Alicia Voorhees, MPH, Director of Provider Network Strategy interviews with John P. Schmitt, MBA, PHD, EVP & Co-Founder of VBCExhibitHall on what Stellar Health brings to the value-based care space and how we set ourselves apart from others in the industry.
What does Stellar Health bring to the value based provider organization?
- Stellar brings transparency and simplification of how providers can perform within a value-based care contract. Whether you are a sophisticated health system or an individual health practice, it can be pretty challenging to navigate complexity and different varieties of contracts out there. All of them look a little different, [especially when] you are working with 18 different payors. So what Stellar offers is a provider-centered solution that is payor agnostic – meaning that our providers can come to one platform, see all of their payors in one space. And it’s presented to them in a way that makes sense to a practitioner and not necessarily the way a health plan would think about it. So we are able to take data from the health plan, turn it into a simple checklist of actions that need to be completed for every single patient based on their unique care profile. So now if you’re a primary care practice, you are going in and looking at your open gaps that are available for each of your patients that need to be completed for the day, and your focusing on that less so than “Do I have enough patients in this program to work to be participating in it”, and trying to take the guesswork out of how you would perform in a value-based care contract.

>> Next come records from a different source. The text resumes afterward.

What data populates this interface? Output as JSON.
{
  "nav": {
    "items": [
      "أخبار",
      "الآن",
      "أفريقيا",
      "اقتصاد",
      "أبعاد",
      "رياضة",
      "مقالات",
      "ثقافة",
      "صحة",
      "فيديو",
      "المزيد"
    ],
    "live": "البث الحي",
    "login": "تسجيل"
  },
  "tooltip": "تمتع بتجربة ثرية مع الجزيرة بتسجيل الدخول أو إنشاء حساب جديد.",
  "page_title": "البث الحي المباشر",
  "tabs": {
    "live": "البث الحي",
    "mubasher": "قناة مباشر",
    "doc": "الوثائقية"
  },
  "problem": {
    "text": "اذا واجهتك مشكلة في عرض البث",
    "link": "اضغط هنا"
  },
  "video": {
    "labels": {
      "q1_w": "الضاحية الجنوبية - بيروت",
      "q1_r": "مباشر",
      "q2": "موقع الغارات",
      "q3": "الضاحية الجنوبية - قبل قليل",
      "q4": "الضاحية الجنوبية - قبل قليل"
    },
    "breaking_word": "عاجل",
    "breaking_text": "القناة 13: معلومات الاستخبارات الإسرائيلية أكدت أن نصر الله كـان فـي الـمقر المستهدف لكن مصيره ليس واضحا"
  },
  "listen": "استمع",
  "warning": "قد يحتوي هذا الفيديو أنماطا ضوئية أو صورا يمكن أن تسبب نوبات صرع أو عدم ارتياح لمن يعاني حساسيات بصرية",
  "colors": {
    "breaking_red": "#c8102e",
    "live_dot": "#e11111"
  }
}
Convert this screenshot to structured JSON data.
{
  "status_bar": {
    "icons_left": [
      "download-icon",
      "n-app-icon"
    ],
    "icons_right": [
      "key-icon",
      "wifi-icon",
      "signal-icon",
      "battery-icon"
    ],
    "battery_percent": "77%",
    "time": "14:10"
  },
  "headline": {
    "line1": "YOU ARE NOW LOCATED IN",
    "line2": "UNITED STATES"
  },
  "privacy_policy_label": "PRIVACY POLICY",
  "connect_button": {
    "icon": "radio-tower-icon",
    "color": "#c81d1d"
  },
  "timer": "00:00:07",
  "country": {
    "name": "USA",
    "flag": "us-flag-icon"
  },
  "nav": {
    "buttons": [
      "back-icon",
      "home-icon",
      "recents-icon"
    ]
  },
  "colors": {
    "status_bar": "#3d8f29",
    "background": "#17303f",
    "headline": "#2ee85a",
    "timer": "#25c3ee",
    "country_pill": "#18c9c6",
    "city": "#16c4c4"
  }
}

What does Stellar Health do apart from its competitors?
- There are a lot of organizations that take data from health plans and turn them into really interesting analytics and insights. What we are able to do is actually unlock that data and make it into something that is actionable at the practice level and pair it with timely payments that are coming on a monthly basis to that practice. One of the biggest challenges that we see with value-based care is that we are asking providers and practices to pay attention to these value-based actions that typically don’t have reimbursement until 12-18 months after [they are completed]. So by the time that check is getting back to that practice, very often they don’t even know what it was for. So what we are able to do with monthly payments is actually tie reimbursement to the work that is being done, which helps incentivize a practice to pay attention to the work that needs to be done and the importance of following up from both the patients outcomes perspective as well as how they would perform in their contracts. The other thing that sets us apart is that of those monthly incentive dollars that we are pushing down to the practice for the work that’s completed, we encourage that practice to share with the staff. So completing these actions is really a team sport. It involves the clinician, it involves the extended care coordinator, the front desk staff, really anyone that is there is playing a part in closing all of these gaps. And by sharing some of those dollars with other members of the staff, we have seen tremendous performance from practices that are doing this, but really it goes a long way of recognizing that staff is doing to help complete these actions. And it’s important to them. And I think in today’s world of burnout and mass resignations from health care, this can go a very long way. Not only from a straight recognition perspective, but from a financial perspective, and also really contribute to job satisfaction and retention.